Giter VIP home page Giter VIP logo

monte-carlo-simulator's Introduction

Monte Carlo Simulator Build Status

A command line binary written in C for performing fast Monte Carlo Permutation Tests for validating A/B test results.

Uses Double precision SIMD-oriented Fast Mersenne Twister (dSFMT) for wicked fast pseudo-randomization.

Why?

Our clients at Monetate run thousands of A/B tests each year. We've recently updated our statistical models to calculate significance of these campaigns' goals (Conversion Rate, Revenue Per Visit, etc) and wanted a way to:

  • Validate the accuracy of these statistical models
  • Create a feedback loop to further improve the models

We chose Monte Carlo to accomplish this, but quickly found that running simulations in our language of choice, Python, on A/B Tests with several million visitors wasn't going to cut it.

Monte Carlo Testing Intro

Jump right to Installation, CLI Usage or straight to the code if you're already familiar with Monte Carlo Testing.

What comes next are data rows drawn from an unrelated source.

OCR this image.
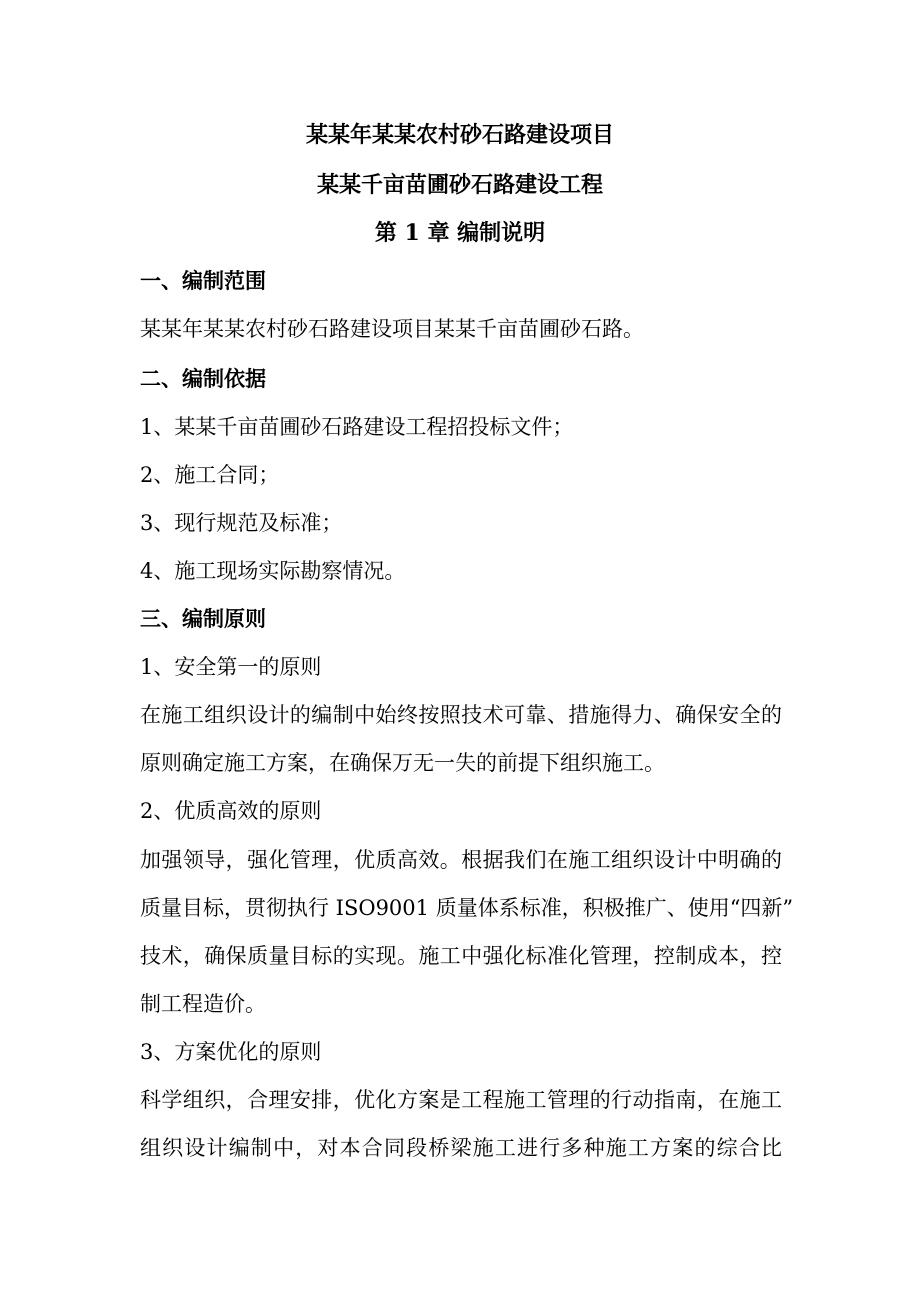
某某年某某农村砂石路建设项目
某某千亩苗圃砂石路建设工程
第 1 章 编制说明
一、编制范围
某某年某某农村砂石路建设项目某某千亩苗圃砂石路。
二、编制依据
1、某某千亩苗圃砂石路建设工程招投标文件；
2、施工合同；
3、现行规范及标准；
4、施工现场实际勘察情况。
三、编制原则
1、安全第一的原则
在施工组织设计的编制中始终按照技术可靠、措施得力、确保安全的
原则确定施工方案，在确保万无一失的前提下组织施工。
2、优质高效的原则
加强领导，强化管理，优质高效。根据我们在施工组织设计中明确的
质量目标，贯彻执行 ISO9001 质量体系标准，积极推广、使用“四新”
技术，确保质量目标的实现。施工中强化标准化管理，控制成本，控
制工程造价。
3、方案优化的原则
科学组织，合理安排，优化方案是工程施工管理的行动指南，在施工
组织设计编制中，对本合同段桥梁施工进行多种施工方案的综合比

Say you're running an A/B Test on a site to see if the experiment variant had a significant effect on Revenue Per Visit. To simplify things a bit, let's begin by looking at just three of these visitors. Our first visitor, John, visited twice but did not buy anything. Suzy visited once and made one $9 purchase. Bob visited twice and made two purchases at $8 and $9.

In this case, a visitor may have multiple visits but the A/B Test randomizes based on visitor to give everyone a consistent experience.

User Group Visits (y0) Purchase Amount Sum (y1) Purchase Amount Sum of Squares (y2) *
john Experiment 2 0 0
suzy Control 1 9 81
bob Experiment 2 17 145

* We include y2 here for calculating variance in our models

From storing the info this way, we can compute our observed difference with statistical significance in revenue per visit between the two groups.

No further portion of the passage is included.